Parkinson’s disease, or PD, is a rare neurological disease occurring in approximately 1 percent of people over age 50 and in far fewer individuals under age 50. The condition is caused by a deterioration of nerve cells that are related to motor skills and bodily movements.
Symptoms and Stages
The symptoms of Parkinson’s disease vary from person to person and according to the stage of the disease. Also, some patients experience symptoms chronically, while others experience them sporadically. The symptoms most associated with Parkinson’s disease include tremors, balance impairment, slow movements, and poor posture. In general, PD is recognized to occur in five stages – each of which is defined by its symptoms.
Stage I: During this stage, symptoms are typically subtle and may include mild tremors in the hands or a limb.
Stage II: During this stage, symptoms may progress to include hands or limbs on each side of the body. Tremors also become more obvious than they were in stage I.
Stage III: During this stage, symptoms become much more severe and even debilitating. Affected individuals may begin to require assistance standing or walking, and they may also begin to experience slower movements.
Stage IV: During this stage, patients are typically no longer capable of performing any day-to-day tasks on their own. Movements are very slow, but tremors may begin to diminish.
Stage V: During this stage, PD patients are no longer able to walk or stand, nor are they able to care for themselves. A caregiver must be present at all times to provide assistance with hygiene, meals, and other routine care.
Although Parkinson’s Disease is not a life-threatening disease, it does have the ability to significantly detract from a person’s quality of life. Medications are currently available to manage the condition, and new research is constantly spurring the development of new treatments that show promise for PD patients.

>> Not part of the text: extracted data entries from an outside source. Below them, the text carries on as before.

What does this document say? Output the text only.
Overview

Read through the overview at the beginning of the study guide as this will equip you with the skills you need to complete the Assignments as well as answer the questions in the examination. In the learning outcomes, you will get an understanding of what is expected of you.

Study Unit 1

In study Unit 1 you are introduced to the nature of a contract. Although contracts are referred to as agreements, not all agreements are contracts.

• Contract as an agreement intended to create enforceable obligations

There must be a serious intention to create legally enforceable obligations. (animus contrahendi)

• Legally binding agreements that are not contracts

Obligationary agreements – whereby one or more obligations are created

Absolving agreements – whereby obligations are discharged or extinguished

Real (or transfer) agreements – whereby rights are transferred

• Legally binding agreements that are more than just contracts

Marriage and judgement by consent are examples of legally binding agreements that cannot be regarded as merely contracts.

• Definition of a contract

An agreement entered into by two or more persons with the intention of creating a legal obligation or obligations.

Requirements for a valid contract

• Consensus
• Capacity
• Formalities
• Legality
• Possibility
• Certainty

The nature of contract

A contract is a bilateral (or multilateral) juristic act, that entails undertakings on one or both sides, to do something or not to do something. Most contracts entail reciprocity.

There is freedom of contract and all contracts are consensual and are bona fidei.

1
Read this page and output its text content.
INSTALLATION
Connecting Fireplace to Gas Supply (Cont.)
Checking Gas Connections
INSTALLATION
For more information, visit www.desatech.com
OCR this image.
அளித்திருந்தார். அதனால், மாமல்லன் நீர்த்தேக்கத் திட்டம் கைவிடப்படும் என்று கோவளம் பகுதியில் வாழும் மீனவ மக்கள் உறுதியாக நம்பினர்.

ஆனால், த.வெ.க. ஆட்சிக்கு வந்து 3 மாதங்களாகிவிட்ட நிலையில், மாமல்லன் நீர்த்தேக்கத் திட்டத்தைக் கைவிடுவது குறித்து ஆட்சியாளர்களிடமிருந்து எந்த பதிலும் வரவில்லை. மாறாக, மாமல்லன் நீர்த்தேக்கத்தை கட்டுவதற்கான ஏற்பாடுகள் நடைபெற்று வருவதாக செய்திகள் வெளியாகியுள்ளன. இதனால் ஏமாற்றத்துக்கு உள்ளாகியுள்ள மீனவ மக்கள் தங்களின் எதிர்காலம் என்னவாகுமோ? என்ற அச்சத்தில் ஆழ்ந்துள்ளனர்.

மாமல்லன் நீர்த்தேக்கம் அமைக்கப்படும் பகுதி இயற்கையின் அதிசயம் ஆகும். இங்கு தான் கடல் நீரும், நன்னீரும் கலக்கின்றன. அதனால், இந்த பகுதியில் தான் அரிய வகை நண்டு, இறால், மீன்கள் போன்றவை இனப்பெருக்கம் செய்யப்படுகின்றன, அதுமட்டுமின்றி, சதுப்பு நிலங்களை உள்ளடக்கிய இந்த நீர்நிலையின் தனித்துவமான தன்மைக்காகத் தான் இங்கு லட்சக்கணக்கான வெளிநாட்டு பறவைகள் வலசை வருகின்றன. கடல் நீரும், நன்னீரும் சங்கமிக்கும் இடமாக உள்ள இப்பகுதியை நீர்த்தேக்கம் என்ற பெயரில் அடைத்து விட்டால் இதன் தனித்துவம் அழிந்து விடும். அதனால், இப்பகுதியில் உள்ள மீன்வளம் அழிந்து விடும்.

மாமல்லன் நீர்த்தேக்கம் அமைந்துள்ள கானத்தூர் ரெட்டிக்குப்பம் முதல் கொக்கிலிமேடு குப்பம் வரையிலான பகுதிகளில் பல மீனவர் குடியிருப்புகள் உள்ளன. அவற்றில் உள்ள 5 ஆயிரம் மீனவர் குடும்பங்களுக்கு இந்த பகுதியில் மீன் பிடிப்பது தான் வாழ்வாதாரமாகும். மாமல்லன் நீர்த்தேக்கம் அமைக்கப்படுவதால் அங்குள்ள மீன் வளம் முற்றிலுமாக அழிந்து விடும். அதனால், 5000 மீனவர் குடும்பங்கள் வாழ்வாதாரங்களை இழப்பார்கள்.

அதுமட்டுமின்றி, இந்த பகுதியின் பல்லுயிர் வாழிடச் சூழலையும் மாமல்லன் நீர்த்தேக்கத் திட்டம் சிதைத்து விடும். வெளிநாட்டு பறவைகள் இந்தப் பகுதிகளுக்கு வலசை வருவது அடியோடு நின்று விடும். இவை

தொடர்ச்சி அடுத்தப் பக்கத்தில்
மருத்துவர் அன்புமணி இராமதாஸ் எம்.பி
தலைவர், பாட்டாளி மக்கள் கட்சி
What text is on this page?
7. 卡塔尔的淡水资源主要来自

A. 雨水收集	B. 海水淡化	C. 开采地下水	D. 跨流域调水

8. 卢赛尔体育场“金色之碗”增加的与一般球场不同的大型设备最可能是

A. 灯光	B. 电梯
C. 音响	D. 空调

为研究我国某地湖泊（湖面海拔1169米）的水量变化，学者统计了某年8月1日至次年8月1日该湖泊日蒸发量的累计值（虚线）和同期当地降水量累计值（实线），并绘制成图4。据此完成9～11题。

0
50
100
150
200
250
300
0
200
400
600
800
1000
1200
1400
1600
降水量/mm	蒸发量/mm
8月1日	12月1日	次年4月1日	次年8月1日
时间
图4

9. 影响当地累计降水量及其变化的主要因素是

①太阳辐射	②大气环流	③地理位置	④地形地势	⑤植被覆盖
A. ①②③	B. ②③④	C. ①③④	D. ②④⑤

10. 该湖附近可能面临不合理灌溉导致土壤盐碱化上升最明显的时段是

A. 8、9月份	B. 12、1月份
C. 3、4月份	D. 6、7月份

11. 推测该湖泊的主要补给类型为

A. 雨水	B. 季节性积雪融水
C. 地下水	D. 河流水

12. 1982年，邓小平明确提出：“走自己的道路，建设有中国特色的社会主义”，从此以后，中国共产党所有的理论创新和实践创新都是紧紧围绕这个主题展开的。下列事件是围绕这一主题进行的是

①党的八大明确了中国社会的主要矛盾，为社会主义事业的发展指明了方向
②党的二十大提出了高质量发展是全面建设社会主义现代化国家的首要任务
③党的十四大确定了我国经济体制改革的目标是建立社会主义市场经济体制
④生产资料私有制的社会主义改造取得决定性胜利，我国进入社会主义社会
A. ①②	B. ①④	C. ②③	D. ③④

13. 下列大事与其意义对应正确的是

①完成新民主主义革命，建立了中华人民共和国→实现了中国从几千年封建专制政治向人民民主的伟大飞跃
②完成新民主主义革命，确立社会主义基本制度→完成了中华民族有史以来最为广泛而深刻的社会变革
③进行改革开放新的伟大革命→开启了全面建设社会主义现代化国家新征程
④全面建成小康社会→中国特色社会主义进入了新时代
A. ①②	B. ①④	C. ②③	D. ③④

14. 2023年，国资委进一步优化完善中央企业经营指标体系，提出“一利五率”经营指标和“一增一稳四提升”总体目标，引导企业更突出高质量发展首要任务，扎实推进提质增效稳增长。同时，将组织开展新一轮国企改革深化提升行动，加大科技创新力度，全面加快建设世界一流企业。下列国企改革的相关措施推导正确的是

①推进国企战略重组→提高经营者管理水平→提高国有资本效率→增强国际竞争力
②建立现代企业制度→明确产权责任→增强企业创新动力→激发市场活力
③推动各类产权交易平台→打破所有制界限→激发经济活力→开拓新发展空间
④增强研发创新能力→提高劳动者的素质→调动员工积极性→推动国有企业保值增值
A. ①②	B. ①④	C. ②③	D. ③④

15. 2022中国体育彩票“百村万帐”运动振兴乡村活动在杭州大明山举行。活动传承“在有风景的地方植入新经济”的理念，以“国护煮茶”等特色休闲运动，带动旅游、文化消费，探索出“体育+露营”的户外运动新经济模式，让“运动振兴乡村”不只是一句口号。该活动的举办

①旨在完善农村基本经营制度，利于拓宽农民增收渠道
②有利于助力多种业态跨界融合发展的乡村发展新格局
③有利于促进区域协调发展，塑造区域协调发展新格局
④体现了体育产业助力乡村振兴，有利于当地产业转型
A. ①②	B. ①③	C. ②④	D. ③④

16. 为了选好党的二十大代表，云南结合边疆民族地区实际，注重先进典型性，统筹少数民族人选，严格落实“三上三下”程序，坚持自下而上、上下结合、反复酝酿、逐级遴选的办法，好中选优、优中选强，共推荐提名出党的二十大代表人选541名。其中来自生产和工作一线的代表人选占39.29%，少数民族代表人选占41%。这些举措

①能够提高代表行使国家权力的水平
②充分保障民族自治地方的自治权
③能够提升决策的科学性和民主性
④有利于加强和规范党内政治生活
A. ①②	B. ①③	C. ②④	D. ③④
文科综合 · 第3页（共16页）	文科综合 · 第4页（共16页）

A neurologist will make a diagnosis of Parkinson’s Disease after a physical examination of symptoms, a review of medical history and a complete neurological examination. Lab tests are not yet available to identify PD, but doctors may use them – along with brain imaging scans – to eliminate the possibility of other diseases.
If a diagnosis for PD is made, patients may be prescribed a series of medications that are designed to help manage symptoms, or they may elect to undergo deep brain stimulation, which uses electrodes implanted into the brain to help lessen the severity of tremors and movement inhibitions. Though there is still no cure for Parkinson’s disease, researchers are confident they will eventually find a way to either prevent or reverse the disease altogether.